Less than one hour after I got to the hospital, we were already smiling and congratulatory wishes were flying around. Everyone agreed that the baby was only waiting for me to witness her delivery, just the way I wanted.

Our bond has grown stronger ever since.

I have enjoyed every part of the process, especially the part that calls me to a higher level of responsibility in speaking up for the girl child and fighting for gender equality.

I am blessed to have great examples of ladies doing well for themselves around me; it’s reassuring to see that the world is getting better for the girl child. She’s more heard and she’s doing more.
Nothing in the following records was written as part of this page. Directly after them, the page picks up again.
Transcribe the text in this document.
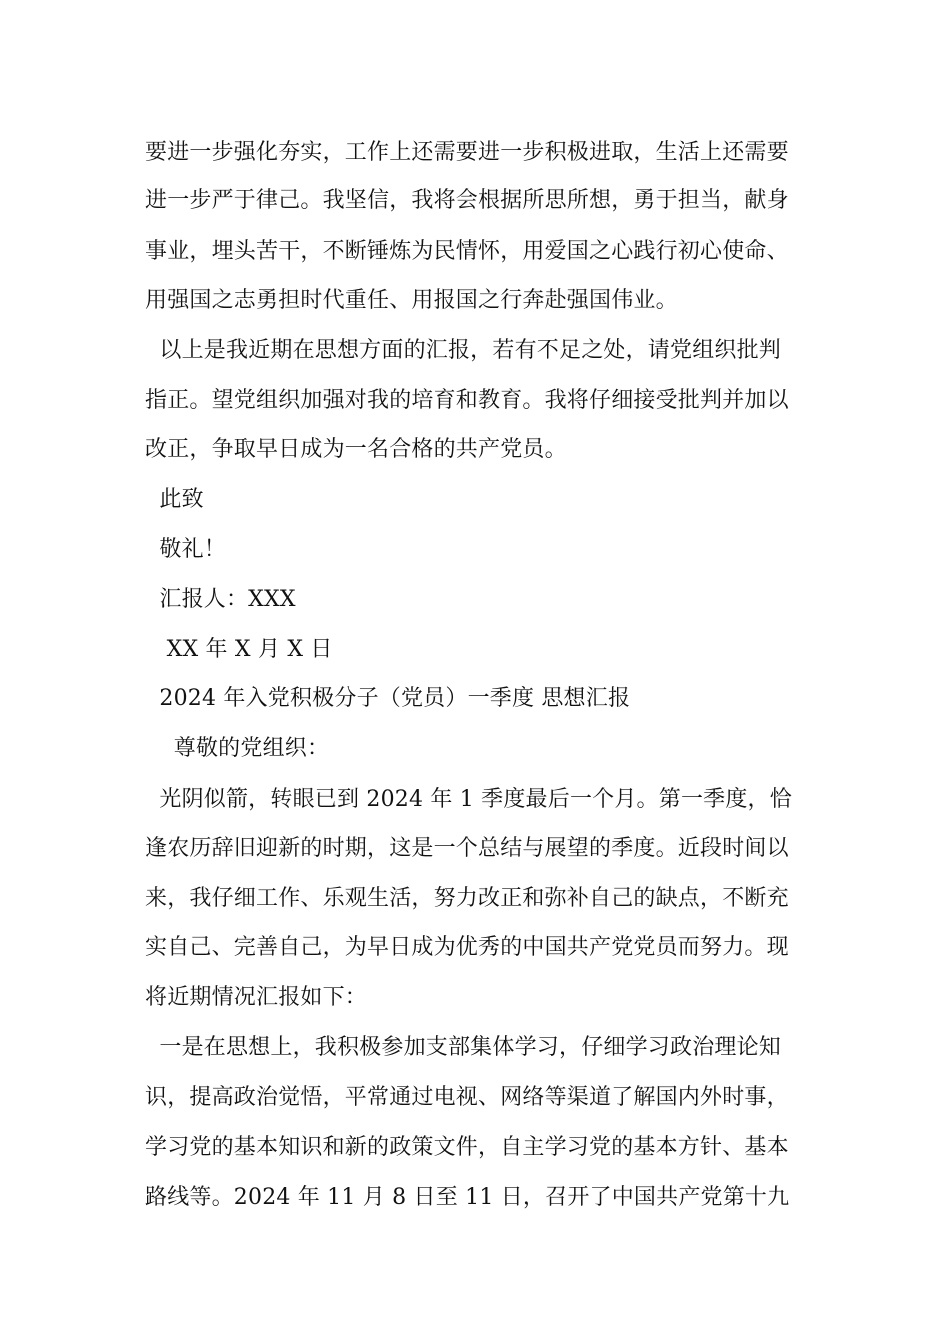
要进一步强化夯实，工作上还需要进一步积极进取，生活上还需要
进一步严于律己。我坚信，我将会根据所思所想，勇于担当，献身
事业，埋头苦干，不断锤炼为民情怀，用爱国之心践行初心使命、
用强国之志勇担时代重任、用报国之行奔赴强国伟业。
以上是我近期在思想方面的汇报，若有不足之处，请党组织批判
指正。望党组织加强对我的培育和教育。我将仔细接受批判并加以
改正，争取早日成为一名合格的共产党员。
此致
敬礼！
汇报人：XXX
XX 年 X 月 X 日
2024 年入党积极分子（党员）一季度 思想汇报
尊敬的党组织：
光阴似箭，转眼已到 2024 年 1 季度最后一个月。第一季度，恰
逢农历辞旧迎新的时期，这是一个总结与展望的季度。近段时间以
来，我仔细工作、乐观生活，努力改正和弥补自己的缺点，不断充
实自己、完善自己，为早日成为优秀的中国共产党党员而努力。现
将近期情况汇报如下：
一是在思想上，我积极参加支部集体学习，仔细学习政治理论知
识，提高政治觉悟，平常通过电视、网络等渠道了解国内外时事，
学习党的基本知识和新的政策文件，自主学习党的基本方针、基本
路线等。2024 年 11 月 8 日至 11 日，召开了中国共产党第十九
She’s breaking barriers and achieving her goals, despite how difficult some people of my gender tend to make it.

Having a daughter has also made me more conscious about how I treat women around me. I’m her first experience of relating with a man. I had better show her how well she deserves to be treated.

My Pledge:

Fatherhood is one of the best things that has happened to me. I’m learning every day to become a better version of myself, not just for myself, but also for the young innocent girl who looks up to me and believes I am a model for men. So, I’ll keep doing better.

Maybe there is a thing or two to learn from the book Priscilla got me after all.

I’m hoping that you enjoyed both articles as much as I did. My advice however to every father out there who is struggling to make life enjoyable for their families, is to ensure that while you provide for them, you also create a bond that will draw you very close to them.

Fathers like Obinna Udeagha and Niyi Aderibigbe will always be loved and treasured by their children. Did you just ask why? It’s because  they have taken their time to create an unbreakable bond between themselves and their children. I believe that bond is what makes the difference. Emotional attachments are priceless. Don’t just be a father. Be a loving and lovable one. Daalu nu!!!